6. Historians divide his New Deal into two parts.
In his 1932 speech accepting the Democratic nomination for president, Roosevelt famously promised to tackle the Great Depression with “a new deal for the American people.” Wasting no time, he initiated a flurry of legislation during his first 100 days in office, much of which remains in effect to this day. To shore up the faltering financial sector, FDR closed insolvent banks and reorganized others, federally insured bank deposits, established stock market regulations and abandoned the gold standard. He also took steps to end Prohibition, to increase employment through large-scale public works projects, to institute agricultural subsidies and to bring electricity to rural areas. Related measures continued to pass throughout the rest of 1933 and 1934, after which Roosevelt took the New Deal in a more liberal direction, generally referred to as the “Second New Deal.” This time around, Congress raised taxes on the wealthy, guaranteed labor unions the right to collectively bargain and approved unemployment and disability benefits, as well as Social Security for retirees. Try as he might, though, Roosevelt could not fully pull the country out of the Depression until it began mobilizing for World War II.
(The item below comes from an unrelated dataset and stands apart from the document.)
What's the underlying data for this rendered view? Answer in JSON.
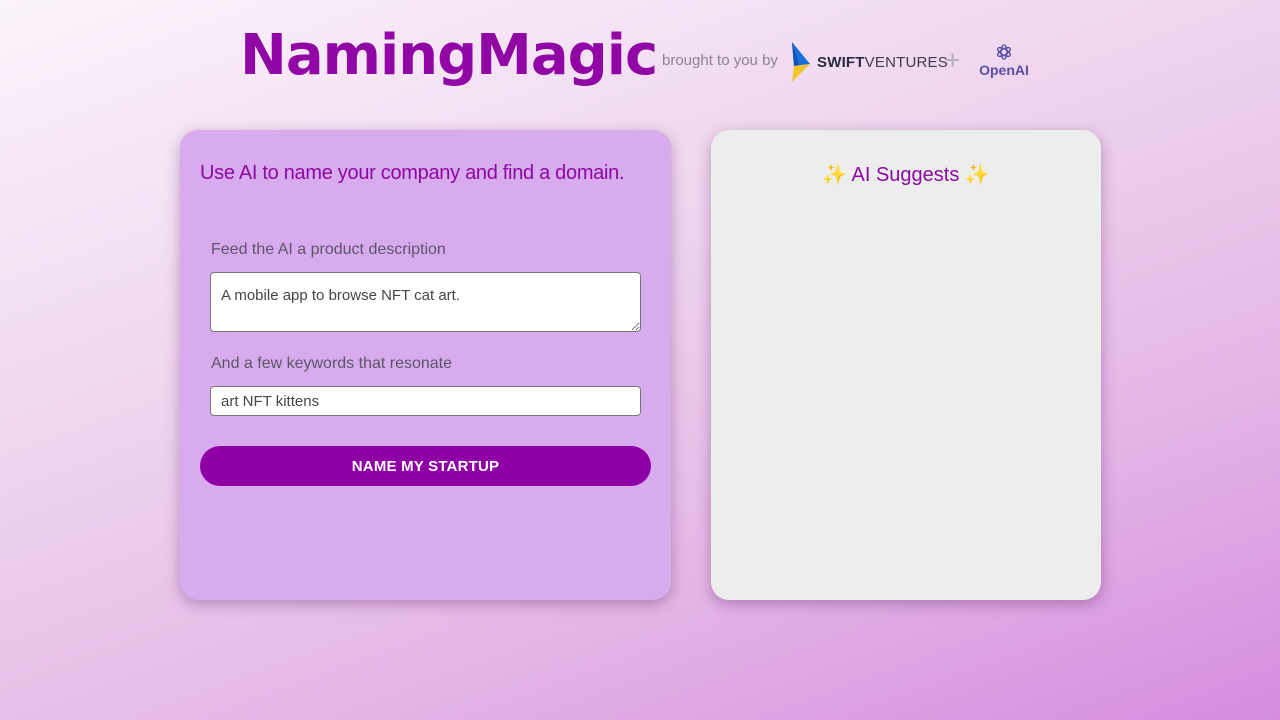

7. Roosevelt tried to increase the size of the Supreme Court.
Fed up with the U.S. Supreme Court for striking down several New Deal laws, Roosevelt in early 1937 proposed expanding it from nine to as many as 15 justices. Under this so-called “court-packing” plan, which critics derided as a separation of powers violation, a new justice would be added for each sitting justice above the age of 70 who refused to retire. But although FDR’s fellow Democrats held large majorities in both houses of Congress, they for once balked at supporting his agenda. In losing the battle, though, Roosevelt won the war. Never again would the Supreme Court invalidate a piece of New Deal legislation, and by the time of his death, seven of the nine justices were his appointees.
8. He sanctioned the imprisonment of Japanese-Americans.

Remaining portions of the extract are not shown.